В избе девочка, лет десяти с ребенком на руках, кашей с пальца кормит.

Стрельнул Пашка глазами по столу, по полкам, по закутью — хлеба не видать.

— Матери-то разве нету? — осведомился Пашка.

— На деревню ушла.

— Хлеба у вас нету?

— Погоди, мать придет — даст. Ты из какой деревни? — спросила девочка.

— Дальний... Из Расеи, — начал врать Пашка.

— А где такая Расея есть?

— Расея-то? — Пашка и сам не знал, где, но виду не подал. — А вот как из вашей деревни выйдешь, так прямо на солнышко и валяй, а там маленько повернешь и за солнышком все и дуй, тут тебе и Расея... верстов с тыщу будет.

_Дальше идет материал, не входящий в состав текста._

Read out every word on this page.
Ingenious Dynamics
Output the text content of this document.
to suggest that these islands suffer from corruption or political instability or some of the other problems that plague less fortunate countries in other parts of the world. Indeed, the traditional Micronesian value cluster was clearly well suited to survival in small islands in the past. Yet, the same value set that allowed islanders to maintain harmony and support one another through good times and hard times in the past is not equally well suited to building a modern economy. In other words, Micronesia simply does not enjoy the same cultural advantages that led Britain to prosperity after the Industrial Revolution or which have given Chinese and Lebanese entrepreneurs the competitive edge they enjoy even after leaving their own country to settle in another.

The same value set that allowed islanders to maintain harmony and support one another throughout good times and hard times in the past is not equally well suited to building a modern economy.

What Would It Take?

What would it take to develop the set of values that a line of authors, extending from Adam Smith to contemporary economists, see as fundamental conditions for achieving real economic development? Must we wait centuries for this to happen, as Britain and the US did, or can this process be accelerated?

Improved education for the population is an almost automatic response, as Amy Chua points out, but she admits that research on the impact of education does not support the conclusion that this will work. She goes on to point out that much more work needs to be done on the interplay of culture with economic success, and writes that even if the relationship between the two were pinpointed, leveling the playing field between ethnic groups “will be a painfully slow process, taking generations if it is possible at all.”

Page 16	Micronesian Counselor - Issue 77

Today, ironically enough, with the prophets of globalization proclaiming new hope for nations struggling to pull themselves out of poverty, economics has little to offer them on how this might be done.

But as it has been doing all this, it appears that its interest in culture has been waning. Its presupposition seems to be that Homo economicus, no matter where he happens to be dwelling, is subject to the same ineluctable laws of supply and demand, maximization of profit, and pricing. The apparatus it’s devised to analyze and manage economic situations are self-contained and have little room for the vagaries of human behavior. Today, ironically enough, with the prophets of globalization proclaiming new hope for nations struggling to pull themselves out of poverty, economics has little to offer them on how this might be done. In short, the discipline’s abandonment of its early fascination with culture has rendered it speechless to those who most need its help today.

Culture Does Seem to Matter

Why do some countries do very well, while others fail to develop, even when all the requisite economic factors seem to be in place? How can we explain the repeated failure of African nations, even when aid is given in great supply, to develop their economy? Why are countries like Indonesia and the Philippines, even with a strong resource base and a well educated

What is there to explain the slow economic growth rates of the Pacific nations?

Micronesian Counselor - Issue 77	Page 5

— С тыщу?! Как же ты пришел?

— А так вот: раз два, раз два шагом марш... да и пришел... У нас там война... — с голодом... только его пуля не берет, надо хлебом стрелять... У нас — мертвецов едят... Я скоро поступлю красноармейцем, — хвастался Пашка, — эх, винтовочку новую дадут. Как начну стрелять направо и налево — бах, бах!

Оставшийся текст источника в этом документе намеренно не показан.